Now he's heartened to see that people are not only listening to the warnings of scientist but they're taking action from several approaches to help rescue the bay from becoming one big algae bath replete with dead zones. Kennish says it's not one thing that will fix the conditions in the Barnegat Bay but many things and notes that Governor Chris Christie's Ten Point Plan to help restore the health of the bay as a big step toward efforts to help the bay.

Kennish also mentions the support he's seeing from the public. He says "Im thrilled actually, that the people are coming together. That the school systems are focusing on it from the first grade level right up through high school. I've never seen such a unified effort to deal with this problem and the understanding of how important the bay is to our lives and the understanding of how important it is to the environment."

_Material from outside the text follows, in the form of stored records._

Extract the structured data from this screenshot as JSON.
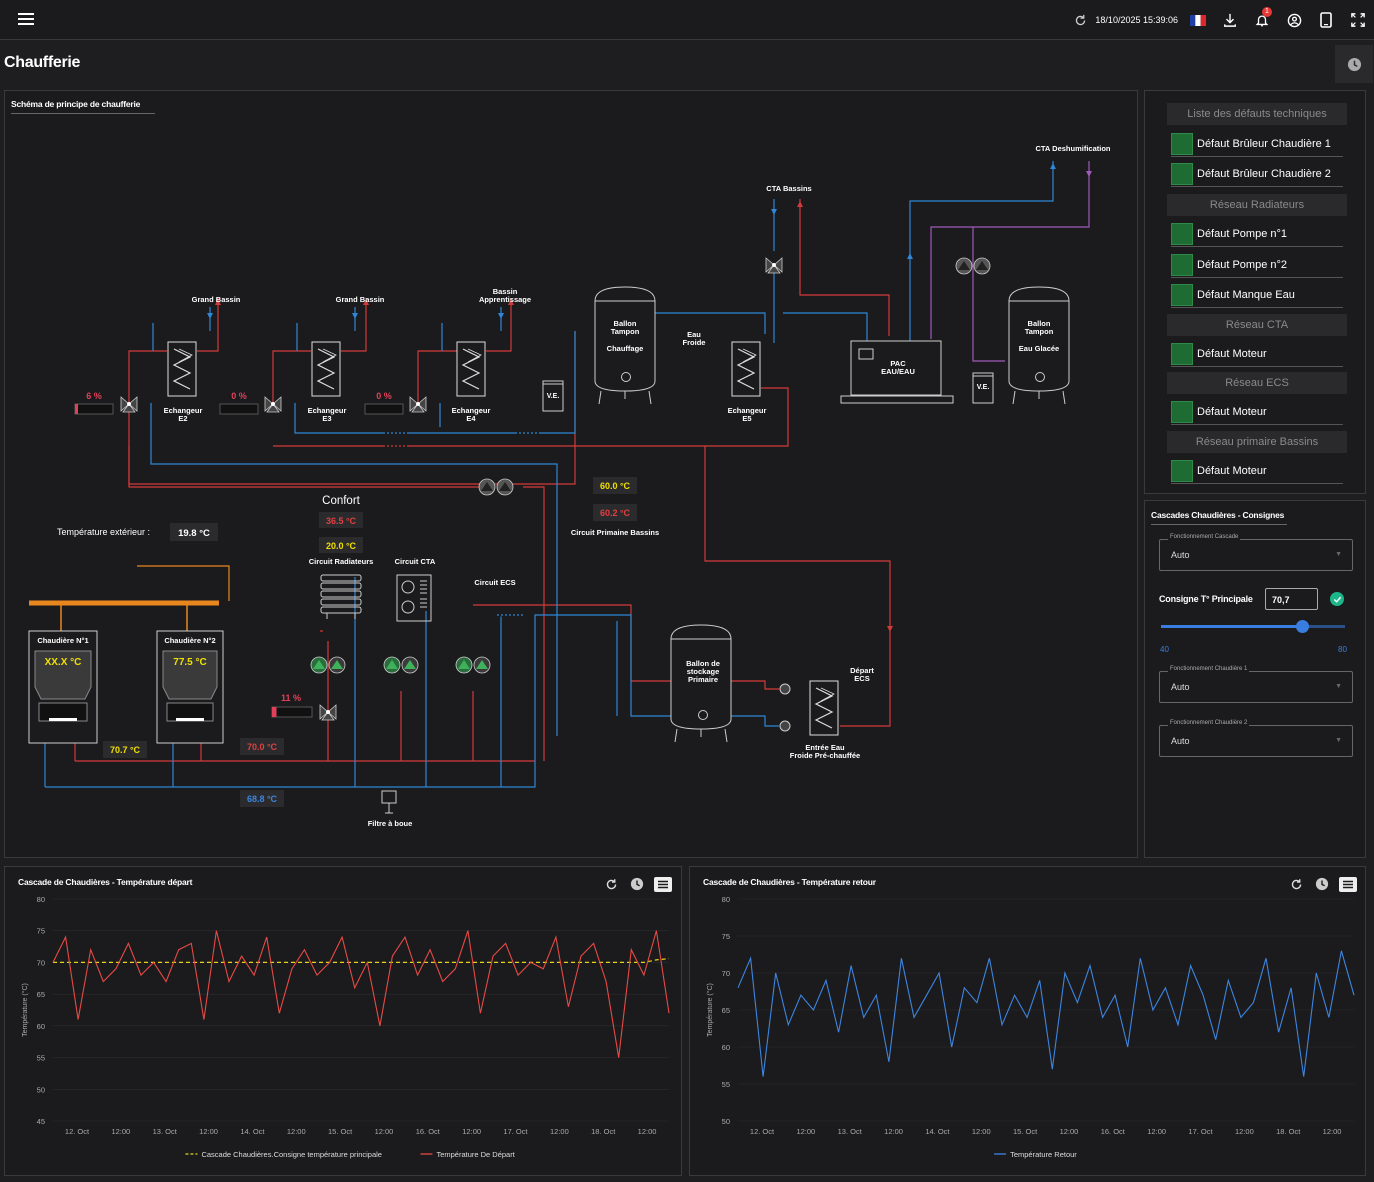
{
  "topbar": {
    "datetime": "18/10/2025 15:39:06",
    "notif_count": "1"
  },
  "page_title": "Chaufferie",
  "schematic": {
    "title": "Schéma de principe de chaufferie",
    "labels": {
      "grand_bassin_1": "Grand Bassin",
      "grand_bassin_2": "Grand Bassin",
      "bassin_app_1": "Bassin",
      "bassin_app_2": "Apprentissage",
      "cta_bassins": "CTA Bassins",
      "cta_deshum": "CTA Deshumification",
      "ech_e2_1": "Echangeur",
      "ech_e2_2": "E2",
      "ech_e3_1": "Echangeur",
      "ech_e3_2": "E3",
      "ech_e4_1": "Echangeur",
      "ech_e4_2": "E4",
      "ech_e5_1": "Echangeur",
      "ech_e5_2": "E5",
      "ballon_tampon_chauffage_1": "Ballon",
      "ballon_tampon_chauffage_2": "Tampon",
      "ballon_tampon_chauffage_3": "Chauffage",
      "eau_froide_1": "Eau",
      "eau_froide_2": "Froide",
      "pac_1": "PAC",
      "pac_2": "EAU/EAU",
      "ballon_eau_glacee_1": "Ballon",
      "ballon_eau_glacee_2": "Tampon",
      "ballon_eau_glacee_3": "Eau Glacée",
      "ve_1": "V.E.",
      "ve_2": "V.E.",
      "confort": "Confort",
      "temp_ext_label": "Température extérieur :",
      "circuit_radiateurs": "Circuit Radiateurs",
      "circuit_cta": "Circuit CTA",
      "circuit_ecs": "Circuit ECS",
      "circuit_primaire_bassins": "Circuit Primaine Bassins",
      "chaudiere_1": "Chaudière N°1",
      "chaudiere_2": "Chaudière N°2",
      "ballon_stockage_1": "Ballon de",
      "ballon_stockage_2": "stockage",
      "ballon_stockage_3": "Primaire",
      "depart_ecs_1": "Départ",
      "depart_ecs_2": "ECS",
      "entree_eau_1": "Entrée Eau",
      "entree_eau_2": "Froide Pré-chauffée",
      "filtre": "Filtre à boue"
    },
    "values": {
      "vanne_e2": "6 %",
      "vanne_e3": "0 %",
      "vanne_e4": "0 %",
      "vanne_rad": "11 %",
      "temp_ext": "19.8 °C",
      "confort_red": "36.5 °C",
      "confort_yellow": "20.0 °C",
      "bassins_yellow": "60.0 °C",
      "bassins_red": "60.2 °C",
      "chaudiere_1": "XX.X °C",
      "chaudiere_2": "77.5 °C",
      "depart_yellow": "70.7 °C",
      "depart_red": "70.0 °C",
      "retour_blue": "68.8 °C"
    }
  },
  "faults": {
    "title": "Liste des défauts techniques",
    "sections": [
      {
        "header": null,
        "items": [
          "Défaut Brûleur Chaudière 1",
          "Défaut Brûleur Chaudière 2"
        ]
      },
      {
        "header": "Réseau Radiateurs",
        "items": [
          "Défaut Pompe n°1",
          "Défaut Pompe n°2",
          "Défaut Manque Eau"
        ]
      },
      {
        "header": "Réseau CTA",
        "items": [
          "Défaut Moteur"
        ]
      },
      {
        "header": "Réseau ECS",
        "items": [
          "Défaut Moteur"
        ]
      },
      {
        "header": "Réseau primaire Bassins",
        "items": [
          "Défaut Moteur"
        ]
      }
    ]
  },
  "cascade": {
    "title": "Cascades Chaudières - Consignes",
    "fonct_cascade_label": "Fonctionnement Cascade",
    "fonct_cascade_value": "Auto",
    "consigne_label": "Consigne T° Principale",
    "consigne_value": "70,7",
    "slider_min": "40",
    "slider_max": "80",
    "slider_value": 70.7,
    "fonct_ch1_label": "Fonctionnement Chaudière 1",
    "fonct_ch1_value": "Auto",
    "fonct_ch2_label": "Fonctionnement Chaudière 2",
    "fonct_ch2_value": "Auto"
  },
  "chart_data": [
    {
      "type": "line",
      "title": "Cascade de Chaudières - Température départ",
      "ylabel": "Température (°C)",
      "ylim": [
        45,
        80
      ],
      "yticks": [
        "80",
        "75",
        "70",
        "65",
        "60",
        "55",
        "50",
        "45"
      ],
      "xticks": [
        "12. Oct",
        "12:00",
        "13. Oct",
        "12:00",
        "14. Oct",
        "12:00",
        "15. Oct",
        "12:00",
        "16. Oct",
        "12:00",
        "17. Oct",
        "12:00",
        "18. Oct",
        "12:00"
      ],
      "series": [
        {
          "name": "Cascade Chaudières.Consigne température principale",
          "color": "#e8d31c",
          "dashed": true,
          "values": [
            70,
            70,
            70,
            70,
            70,
            70,
            70,
            70,
            70,
            70,
            70,
            70,
            70,
            70,
            70,
            70,
            70,
            70,
            70,
            70,
            70,
            70,
            70,
            70,
            70,
            70,
            70,
            70,
            70,
            70,
            70,
            70,
            70,
            70,
            70,
            70,
            70,
            70,
            70,
            70,
            70,
            70,
            70,
            70,
            70,
            70,
            70,
            70,
            70.4,
            70.6
          ]
        },
        {
          "name": "Température De Départ",
          "color": "#e64a45",
          "values": [
            70,
            74,
            61,
            72,
            67,
            69,
            73,
            68,
            70,
            67,
            72,
            73,
            61,
            75,
            67,
            71,
            68,
            74,
            62,
            69,
            72,
            68,
            70,
            74,
            66,
            70,
            60,
            71,
            74,
            68,
            72,
            67,
            69,
            75,
            62,
            71,
            73,
            68,
            70,
            69,
            74,
            63,
            71,
            73,
            67,
            55,
            72,
            68,
            75,
            62
          ]
        }
      ]
    },
    {
      "type": "line",
      "title": "Cascade de Chaudières - Température retour",
      "ylabel": "Température (°C)",
      "ylim": [
        50,
        80
      ],
      "yticks": [
        "80",
        "75",
        "70",
        "65",
        "60",
        "55",
        "50"
      ],
      "xticks": [
        "12. Oct",
        "12:00",
        "13. Oct",
        "12:00",
        "14. Oct",
        "12:00",
        "15. Oct",
        "12:00",
        "16. Oct",
        "12:00",
        "17. Oct",
        "12:00",
        "18. Oct",
        "12:00"
      ],
      "series": [
        {
          "name": "Température Retour",
          "color": "#3d85e0",
          "values": [
            68,
            72,
            56,
            70,
            63,
            67,
            65,
            69,
            62,
            71,
            64,
            67,
            58,
            72,
            64,
            67,
            70,
            60,
            68,
            66,
            72,
            63,
            67,
            64,
            69,
            57,
            70,
            66,
            71,
            64,
            67,
            60,
            72,
            65,
            68,
            63,
            71,
            67,
            61,
            69,
            64,
            66,
            72,
            62,
            68,
            56,
            70,
            64,
            73,
            67
          ]
        }
      ]
    }
  ]
}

However, in what Kennish calls the early draft findings of a study on the bay that's been conducted for over a decade, it appears that efforts at fixing the bay are going to have to be revved up to make a difference. He says it's not that the efforts to restore the bay aren't good, it's that the deteriorating conditions have progressed so much that it's going to take a massive costly effort to undo the continuing damage.

The report, which has been ten years in the making, shows most of the damaging pollution coming from the more densely populated and largely developed sections of Northern Ocean County and running off into the Southern parts of the bay. Research shows phosphorus entering the waterway from lawns, parking lots, driveways and sewer system overflows.

New Jersey Sierra Club Director Jeff Tittel says calls the Ten Point Plan, 'The Ten Pointless Plan'. He says "Unfortunately unless the Governor wants to tackle land use issues and impervious cover, you're never going to protect the bay. As long as long as the areas around the bay continue to sprawl out and continue to get over developed, the bay is going to continue to feel the effects of all that pollution."

Tittel says "and so I think first you know, we need to come up with ways to manage growth around the bay. The second big issue we need to do and then it's expensive, we need to clean up the storm-water coming into the bay.

Dr. Kennish says there's more than 3,000 storm-water basins in Ocean County. Many are not operating. So we have to fix what we have already constructed.

It's an expensive quest indeed, as three state-of-the-art storm drains were dedicated at Ocean County College costing $10 million.

Kennish says, "The big issue is where do you get the resources to do this especially in the economic condition that we are in ? So that makes it doubly difficult."

However, Kennish and Tittel both say the Barnegat Bay is so important to New Jersey's tourism, the seafood industry and property values, that the cost of trying to protect it can not compare to the catastrophic economic impact of loosing the massive estuary.